| > Fwiw, you can use long polling for LiveView if you wanted. How does that work for page transitions? The docs don't mention anything about this or how to configure it. With Turbolinks or Hotwire Turbo Drive, the user clicks the link to initiate a page transition and then the body of the page is swapped with the new content being served over HTTP. With Turbo Frames the same thing happens except it's only a designated area of the page. In both cases there's no need to poll because the user controls the manual trigger of that event. How would LV do the same thing over HTTP? Everything about LV in the docs mentions it's pretty much all-in with websockets. Then there's progressive enhancement too as another difference. Turbo is set up out of the box to use controllers which means you really only need to add a tiny amount of code (2-3 lines) to handle the enhanced experience alongside your non-enhanced experience. For example you could have a destroy action remove an item from the dom when enhanced using Turbo Stream or just redirect back to the index page (or whatever) for the non-enhanced version. There's an example in the Turbo docs for that at https://turbo.hotwire.dev/handbook/streams if you search for "def destroy". But with LV wouldn't you need to create both a LV and a regular controller? That's a huge amount of code duplication. Although to be fair I would imagine most apps would require JavaScript to function so that one is kind of a non-issue for most apps, but it's still more true to the web to support progressive enhancement and the easier you can do this the better. |
You just do LiveView instead of a regular controller. No duplication.

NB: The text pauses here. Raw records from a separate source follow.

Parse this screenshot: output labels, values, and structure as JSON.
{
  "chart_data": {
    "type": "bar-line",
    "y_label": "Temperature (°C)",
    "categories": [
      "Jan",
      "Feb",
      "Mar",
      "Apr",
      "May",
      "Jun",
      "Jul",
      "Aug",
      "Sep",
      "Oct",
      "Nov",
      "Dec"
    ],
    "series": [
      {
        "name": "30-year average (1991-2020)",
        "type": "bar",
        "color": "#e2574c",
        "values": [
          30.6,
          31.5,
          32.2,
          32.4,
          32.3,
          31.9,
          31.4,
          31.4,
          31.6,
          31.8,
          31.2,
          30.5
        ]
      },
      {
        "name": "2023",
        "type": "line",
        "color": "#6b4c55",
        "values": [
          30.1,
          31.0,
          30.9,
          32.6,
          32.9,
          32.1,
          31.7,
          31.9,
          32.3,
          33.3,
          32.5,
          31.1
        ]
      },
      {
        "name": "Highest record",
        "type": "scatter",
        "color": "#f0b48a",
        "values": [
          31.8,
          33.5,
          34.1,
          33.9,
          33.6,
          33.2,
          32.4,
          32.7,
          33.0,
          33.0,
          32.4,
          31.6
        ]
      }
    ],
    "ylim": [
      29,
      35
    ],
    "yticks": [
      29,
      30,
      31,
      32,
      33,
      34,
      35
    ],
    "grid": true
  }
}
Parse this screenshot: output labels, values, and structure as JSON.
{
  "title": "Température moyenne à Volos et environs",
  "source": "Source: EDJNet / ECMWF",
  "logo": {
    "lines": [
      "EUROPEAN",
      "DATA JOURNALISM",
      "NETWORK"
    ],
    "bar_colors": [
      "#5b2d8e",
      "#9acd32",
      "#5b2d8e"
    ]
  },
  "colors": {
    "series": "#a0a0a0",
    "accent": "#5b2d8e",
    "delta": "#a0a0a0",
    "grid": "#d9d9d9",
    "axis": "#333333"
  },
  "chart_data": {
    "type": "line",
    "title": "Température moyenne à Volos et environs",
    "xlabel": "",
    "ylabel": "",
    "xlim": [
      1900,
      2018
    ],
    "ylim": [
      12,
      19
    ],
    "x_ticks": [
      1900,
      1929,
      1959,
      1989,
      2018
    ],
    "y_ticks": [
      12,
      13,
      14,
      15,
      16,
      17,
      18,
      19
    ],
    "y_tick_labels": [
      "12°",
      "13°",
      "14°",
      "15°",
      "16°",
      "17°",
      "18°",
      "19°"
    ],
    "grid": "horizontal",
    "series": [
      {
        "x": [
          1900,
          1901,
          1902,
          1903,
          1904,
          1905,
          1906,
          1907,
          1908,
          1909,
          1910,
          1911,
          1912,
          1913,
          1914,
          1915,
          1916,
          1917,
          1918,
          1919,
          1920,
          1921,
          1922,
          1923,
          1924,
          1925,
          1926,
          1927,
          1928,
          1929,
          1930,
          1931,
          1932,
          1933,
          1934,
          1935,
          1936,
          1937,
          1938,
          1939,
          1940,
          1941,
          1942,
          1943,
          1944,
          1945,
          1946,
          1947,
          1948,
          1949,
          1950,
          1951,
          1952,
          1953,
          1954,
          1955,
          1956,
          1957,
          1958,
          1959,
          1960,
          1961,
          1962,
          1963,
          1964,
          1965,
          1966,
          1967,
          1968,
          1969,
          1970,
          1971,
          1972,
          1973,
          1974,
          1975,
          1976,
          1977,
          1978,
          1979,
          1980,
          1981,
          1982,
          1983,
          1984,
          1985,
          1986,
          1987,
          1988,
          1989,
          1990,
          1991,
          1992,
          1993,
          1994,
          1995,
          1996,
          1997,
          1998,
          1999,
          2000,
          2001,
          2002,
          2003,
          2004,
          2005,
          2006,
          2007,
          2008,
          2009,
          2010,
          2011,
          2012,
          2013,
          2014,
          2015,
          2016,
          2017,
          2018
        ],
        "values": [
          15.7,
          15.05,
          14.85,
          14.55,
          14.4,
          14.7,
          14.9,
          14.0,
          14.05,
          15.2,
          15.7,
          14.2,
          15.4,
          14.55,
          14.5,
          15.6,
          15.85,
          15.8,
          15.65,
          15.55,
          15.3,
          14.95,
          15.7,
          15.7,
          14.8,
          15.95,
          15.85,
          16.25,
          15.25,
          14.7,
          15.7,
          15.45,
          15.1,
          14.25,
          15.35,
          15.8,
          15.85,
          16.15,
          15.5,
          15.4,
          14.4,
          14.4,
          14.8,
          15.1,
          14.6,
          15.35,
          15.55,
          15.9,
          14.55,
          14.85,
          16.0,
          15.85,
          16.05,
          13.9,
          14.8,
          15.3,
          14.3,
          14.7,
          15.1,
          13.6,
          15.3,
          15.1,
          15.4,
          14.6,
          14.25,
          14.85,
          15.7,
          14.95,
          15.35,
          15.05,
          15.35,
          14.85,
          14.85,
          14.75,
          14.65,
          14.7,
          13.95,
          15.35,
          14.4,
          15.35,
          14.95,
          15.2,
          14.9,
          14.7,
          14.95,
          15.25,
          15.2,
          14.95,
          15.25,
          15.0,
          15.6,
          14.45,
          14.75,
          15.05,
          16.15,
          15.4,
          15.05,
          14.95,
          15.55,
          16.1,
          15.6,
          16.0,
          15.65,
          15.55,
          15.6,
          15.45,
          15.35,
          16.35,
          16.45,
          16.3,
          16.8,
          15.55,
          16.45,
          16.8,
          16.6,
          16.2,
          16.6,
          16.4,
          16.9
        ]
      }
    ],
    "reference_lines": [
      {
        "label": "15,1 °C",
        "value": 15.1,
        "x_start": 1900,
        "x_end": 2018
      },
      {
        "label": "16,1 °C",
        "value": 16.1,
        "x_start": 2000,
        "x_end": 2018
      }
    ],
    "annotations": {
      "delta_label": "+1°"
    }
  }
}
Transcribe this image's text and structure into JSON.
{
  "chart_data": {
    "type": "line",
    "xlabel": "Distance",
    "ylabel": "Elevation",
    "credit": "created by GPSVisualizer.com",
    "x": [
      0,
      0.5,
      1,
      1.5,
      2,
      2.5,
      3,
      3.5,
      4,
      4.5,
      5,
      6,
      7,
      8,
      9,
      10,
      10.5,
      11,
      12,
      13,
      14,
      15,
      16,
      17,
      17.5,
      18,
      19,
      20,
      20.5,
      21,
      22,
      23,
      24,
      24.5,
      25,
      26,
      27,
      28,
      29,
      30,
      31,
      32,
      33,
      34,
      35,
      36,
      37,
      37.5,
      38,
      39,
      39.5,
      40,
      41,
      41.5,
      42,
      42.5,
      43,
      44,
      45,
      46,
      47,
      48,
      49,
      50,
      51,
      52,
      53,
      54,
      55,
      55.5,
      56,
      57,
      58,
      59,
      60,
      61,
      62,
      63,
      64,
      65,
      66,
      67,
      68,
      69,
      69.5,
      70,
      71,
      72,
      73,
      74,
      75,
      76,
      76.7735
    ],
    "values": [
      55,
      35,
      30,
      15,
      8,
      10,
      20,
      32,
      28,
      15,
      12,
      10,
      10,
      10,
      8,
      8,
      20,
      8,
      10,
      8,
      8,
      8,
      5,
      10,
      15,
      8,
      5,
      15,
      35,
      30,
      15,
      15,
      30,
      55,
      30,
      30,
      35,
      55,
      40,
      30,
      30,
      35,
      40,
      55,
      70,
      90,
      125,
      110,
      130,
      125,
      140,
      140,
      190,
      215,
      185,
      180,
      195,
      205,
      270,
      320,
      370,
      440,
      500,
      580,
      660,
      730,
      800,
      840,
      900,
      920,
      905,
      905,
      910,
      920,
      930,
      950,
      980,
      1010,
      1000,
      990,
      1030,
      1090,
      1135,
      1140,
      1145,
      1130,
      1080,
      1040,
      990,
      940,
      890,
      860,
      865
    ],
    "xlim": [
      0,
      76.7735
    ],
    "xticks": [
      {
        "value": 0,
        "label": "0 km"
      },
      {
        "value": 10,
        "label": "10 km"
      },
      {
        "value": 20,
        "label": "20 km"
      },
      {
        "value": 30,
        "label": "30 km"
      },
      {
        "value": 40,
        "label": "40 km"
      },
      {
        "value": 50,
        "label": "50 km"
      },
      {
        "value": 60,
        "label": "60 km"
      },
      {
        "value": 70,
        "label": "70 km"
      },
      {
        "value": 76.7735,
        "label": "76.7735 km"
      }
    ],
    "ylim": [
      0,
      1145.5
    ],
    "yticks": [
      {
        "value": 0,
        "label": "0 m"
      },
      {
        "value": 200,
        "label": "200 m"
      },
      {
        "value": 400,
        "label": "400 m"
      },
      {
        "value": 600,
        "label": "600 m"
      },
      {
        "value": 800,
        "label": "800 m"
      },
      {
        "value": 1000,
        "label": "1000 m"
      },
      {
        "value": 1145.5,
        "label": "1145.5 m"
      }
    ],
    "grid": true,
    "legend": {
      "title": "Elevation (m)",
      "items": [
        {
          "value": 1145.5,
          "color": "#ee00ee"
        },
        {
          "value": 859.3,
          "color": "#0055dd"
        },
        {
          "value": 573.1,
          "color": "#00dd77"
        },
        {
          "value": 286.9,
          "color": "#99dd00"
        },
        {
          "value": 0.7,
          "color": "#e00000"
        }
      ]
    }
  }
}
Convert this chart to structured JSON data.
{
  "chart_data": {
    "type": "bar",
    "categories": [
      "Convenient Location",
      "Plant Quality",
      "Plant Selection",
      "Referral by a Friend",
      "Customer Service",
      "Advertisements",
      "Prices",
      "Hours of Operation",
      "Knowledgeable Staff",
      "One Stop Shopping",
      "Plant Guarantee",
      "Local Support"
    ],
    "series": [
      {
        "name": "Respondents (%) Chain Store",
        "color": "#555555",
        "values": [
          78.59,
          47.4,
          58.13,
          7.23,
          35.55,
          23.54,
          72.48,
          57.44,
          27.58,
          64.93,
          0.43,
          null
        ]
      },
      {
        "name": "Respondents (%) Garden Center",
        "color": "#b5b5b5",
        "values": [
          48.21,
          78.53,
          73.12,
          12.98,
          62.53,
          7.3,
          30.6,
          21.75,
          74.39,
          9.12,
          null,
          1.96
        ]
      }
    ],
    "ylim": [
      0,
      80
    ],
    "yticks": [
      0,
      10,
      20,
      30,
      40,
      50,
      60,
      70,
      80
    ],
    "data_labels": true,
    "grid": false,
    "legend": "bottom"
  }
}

When you request a page, it is render on the server and all of the HTML is returned over HTTP as usual.
After the client has received the HTML updates, live updates can go over a websocket. For instance you start typing in a search field, this is sent to the server over websockets. Then the server might have a template for that page that adds search suggestions in a list under that search field. The server basically automatically figures out how the page should be rendered on the server side with the suggestions showing. By "re-rendering" the template with changed data used with the server side template. Then it sends back a diff to the client over websockets. The diff adds/changes the search suggestions to the page. The diff is very small and it's all very fast.